Author: Paul Hunneyball

Notes

  • 1. OR; Harg. 311, f. 219v.
  • 2. C. Henderson et al., Cornish Church Guide, 203-5; J. Hatcher, Rural Economy and Soc. in the Duchy of Cornw. 22, 161; Early Tours in Devon and Cornw. ed. R. Pearse Chope, 13.
  • 3. J. Maclean, Hist. of Trigg Minor, iii. 205-6, 209; HP Commons, 1509-58, i. 48; C219/35/1/167; 219/37/40; 219/38/28; 219/39/24.
  • 4. HP Commons, 1558-1603, i. 124; E179/88/265; Maclean, iii. 217; C142/519/94; Vivian, Vis. Devon, 603.
  • 5. Maclean, iii. 245; J. Collinson, Hist. and Antiqs. of Som. i. 128; SP14/48/116; C219/35/1/153; Ath. Ox. ii. 522.
  • 6. C142/519/94; Vivian, Vis. Cornw. 217, 397.
  • 7. C142/403/65; Maclean, iii. 247.
  • 8. SP46/73, f. 150. Bossiney is referred to in this letter as Tintagel.
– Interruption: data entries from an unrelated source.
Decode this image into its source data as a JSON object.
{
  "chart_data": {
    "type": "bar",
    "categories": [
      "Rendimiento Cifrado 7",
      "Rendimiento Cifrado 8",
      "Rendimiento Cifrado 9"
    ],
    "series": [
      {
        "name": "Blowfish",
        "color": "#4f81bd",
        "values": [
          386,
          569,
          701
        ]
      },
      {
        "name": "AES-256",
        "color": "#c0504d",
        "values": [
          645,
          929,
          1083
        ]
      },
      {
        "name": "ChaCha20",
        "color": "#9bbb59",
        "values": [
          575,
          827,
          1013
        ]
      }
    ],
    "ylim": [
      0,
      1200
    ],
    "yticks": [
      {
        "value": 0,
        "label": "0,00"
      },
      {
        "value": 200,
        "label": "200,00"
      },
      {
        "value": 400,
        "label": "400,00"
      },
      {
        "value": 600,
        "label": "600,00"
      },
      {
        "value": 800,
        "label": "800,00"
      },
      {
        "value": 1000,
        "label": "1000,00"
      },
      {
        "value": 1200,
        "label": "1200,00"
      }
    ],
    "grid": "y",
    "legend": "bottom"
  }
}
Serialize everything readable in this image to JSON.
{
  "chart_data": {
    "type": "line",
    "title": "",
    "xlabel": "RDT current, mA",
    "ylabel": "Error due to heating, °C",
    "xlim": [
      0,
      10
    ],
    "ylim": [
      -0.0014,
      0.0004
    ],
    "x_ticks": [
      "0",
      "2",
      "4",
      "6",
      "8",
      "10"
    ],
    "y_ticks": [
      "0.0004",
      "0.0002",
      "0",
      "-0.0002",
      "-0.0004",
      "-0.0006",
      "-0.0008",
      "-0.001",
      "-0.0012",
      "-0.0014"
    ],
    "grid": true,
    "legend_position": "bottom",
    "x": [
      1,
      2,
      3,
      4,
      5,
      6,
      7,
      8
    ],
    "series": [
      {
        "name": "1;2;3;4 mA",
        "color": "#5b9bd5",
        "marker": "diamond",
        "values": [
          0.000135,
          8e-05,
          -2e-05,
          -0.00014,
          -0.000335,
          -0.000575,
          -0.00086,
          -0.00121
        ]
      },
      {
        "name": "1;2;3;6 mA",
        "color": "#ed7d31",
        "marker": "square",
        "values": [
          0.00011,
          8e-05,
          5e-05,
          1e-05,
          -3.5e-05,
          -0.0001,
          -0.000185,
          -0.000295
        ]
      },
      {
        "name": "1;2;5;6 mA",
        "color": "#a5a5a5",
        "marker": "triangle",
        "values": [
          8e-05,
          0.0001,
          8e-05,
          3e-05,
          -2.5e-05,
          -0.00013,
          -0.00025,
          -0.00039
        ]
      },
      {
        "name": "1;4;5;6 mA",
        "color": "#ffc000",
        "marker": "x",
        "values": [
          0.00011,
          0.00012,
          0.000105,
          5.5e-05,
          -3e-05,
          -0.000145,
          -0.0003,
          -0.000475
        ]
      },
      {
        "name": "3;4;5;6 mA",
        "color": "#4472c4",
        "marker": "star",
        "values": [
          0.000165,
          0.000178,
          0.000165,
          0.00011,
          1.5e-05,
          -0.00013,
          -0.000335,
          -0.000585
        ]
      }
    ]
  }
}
  • 9. F.E. Halliday, Richard Carew of Antony, 219; C181/3, ff. 136v-7; E179/88/265; SP14/138/116.
  • 10. Maclean, ii. 90; C142/366/188.
  • 11. Vivian, Vis. Devon, 618-21, 707; Vivian, Vis. Cornw. 142.
  • 12. C219/39/24; 219/40/265; 219/41B/138. Manaton’s indenture is lost.
  • 13. DCO, ‘Letters and Patents, 1620-1’, f. 39v; ‘Prince Chas. in Spain’, f. 33r-v; CJ, i. 531a; C219/38/29; Maclean, iii. 203.
  • 14. Vivian, Vis. Cornw. 32; CSP Dom. 1625-6, p. 2; Procs. 1626, i. 469; SP16/23/118.